Başkan Obama, “Önce uluslararası yetki, ardından da Amerika’nın güvenlik çıkarları” diyor. Muhalefetteki Cumhuriyetçi Partililer de “Amerika öncülük etmeli” diyor, ama adres olarak müttefik ülkeleri gösteriyor. John McCain özellikle kuzeyden Suriye’ye müdahale edilmesini savunurken, Türkiye’nin desteğini gerekli görüyor. Cumhuriyetçi Başkan adaylarından Mitt Romney de, Türkiye’nin Suriyeli muhalefete askeri yardım sağlaması gerektiğini savunuyor. İkinci Suriye’nin Dostları Konferansı’na ev sahipliği yapmaya hazırlanan Ankara ise, tüm bu olasılıkları geniş tabanlı bir uluslararası katılım çerçevesinde değerlendirmek istiyor.

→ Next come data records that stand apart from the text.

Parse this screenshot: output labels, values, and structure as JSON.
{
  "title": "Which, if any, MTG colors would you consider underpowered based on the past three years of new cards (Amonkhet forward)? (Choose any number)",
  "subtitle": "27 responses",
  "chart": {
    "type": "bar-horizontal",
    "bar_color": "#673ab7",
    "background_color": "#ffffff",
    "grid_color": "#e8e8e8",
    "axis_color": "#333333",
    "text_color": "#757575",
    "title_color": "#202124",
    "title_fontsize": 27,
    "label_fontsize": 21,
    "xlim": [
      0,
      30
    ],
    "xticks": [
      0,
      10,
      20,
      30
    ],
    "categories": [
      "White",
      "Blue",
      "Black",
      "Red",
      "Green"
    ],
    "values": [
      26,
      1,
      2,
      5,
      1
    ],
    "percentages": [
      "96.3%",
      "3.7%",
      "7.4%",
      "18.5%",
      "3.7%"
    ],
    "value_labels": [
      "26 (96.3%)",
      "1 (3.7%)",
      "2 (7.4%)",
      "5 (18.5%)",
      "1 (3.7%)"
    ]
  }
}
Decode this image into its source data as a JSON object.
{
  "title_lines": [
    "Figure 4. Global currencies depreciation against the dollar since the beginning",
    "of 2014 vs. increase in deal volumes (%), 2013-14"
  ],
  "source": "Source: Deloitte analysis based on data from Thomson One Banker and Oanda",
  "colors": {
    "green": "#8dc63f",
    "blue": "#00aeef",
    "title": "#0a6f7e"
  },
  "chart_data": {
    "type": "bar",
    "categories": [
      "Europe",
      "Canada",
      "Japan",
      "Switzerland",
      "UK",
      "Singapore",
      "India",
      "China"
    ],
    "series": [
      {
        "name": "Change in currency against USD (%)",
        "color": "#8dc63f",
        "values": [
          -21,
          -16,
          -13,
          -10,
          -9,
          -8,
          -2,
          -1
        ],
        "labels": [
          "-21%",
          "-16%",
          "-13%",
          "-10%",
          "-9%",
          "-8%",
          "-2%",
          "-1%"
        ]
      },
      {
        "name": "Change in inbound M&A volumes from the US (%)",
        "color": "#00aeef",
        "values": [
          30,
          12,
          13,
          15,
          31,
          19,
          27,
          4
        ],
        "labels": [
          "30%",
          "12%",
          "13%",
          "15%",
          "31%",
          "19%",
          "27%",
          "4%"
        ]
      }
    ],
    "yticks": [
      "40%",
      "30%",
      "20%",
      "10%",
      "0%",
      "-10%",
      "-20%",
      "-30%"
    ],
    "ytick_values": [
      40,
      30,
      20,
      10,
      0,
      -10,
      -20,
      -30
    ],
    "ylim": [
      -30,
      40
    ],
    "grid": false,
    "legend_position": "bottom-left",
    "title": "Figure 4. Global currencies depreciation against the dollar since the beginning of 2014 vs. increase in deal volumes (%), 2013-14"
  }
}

Çünkü uzmanların da belirttiği gibi, tek yanlı adımın bedeli ağır.

Michelle Dunne da bedelin Türkiyıe açısından ağır olacağına işaret edenlerden: Uzman, “Aralarında Amerika’nın da bulunduğu bazı ülkelerin, Suriye’deki olayları durdurmaya gücü yeter. Ama bu tek yanlı bir adım olur. Mevcut koşullarda Türkiye böyle bir şey yaparsa, egemen bir devleti işgal ediyor konumuna düşer. Bunun da belli sonuçları var. Belki Birleşmiş Milletler Güvenlik Konseyi yetki verse olurdu, ama böyle bir şey henüz yok. Türkiye’nin ayrıca bir gerekçesi daha var. Türkiye Kürt nüfusundan kaygı duyuyor. Kürtler Suriye’de de yaşıyor, ama bu ülkedeki ayaklanmaya destek vermiyorlar. Türkiye, kendi iç istikrarını bozmak pahasına Suriye’deki olaylara müdahale edemez,” diye konuşuyor.

İster tek yanlı olsun, ister uluslararası katılımla. Ya da ister askeri olsun, ister diplomasiyle. Ancak kilit role sahip ülkeler kendi denklemlerini çözmeye çalışırken, zaman Suriye halkının aleyhine çalışıyor.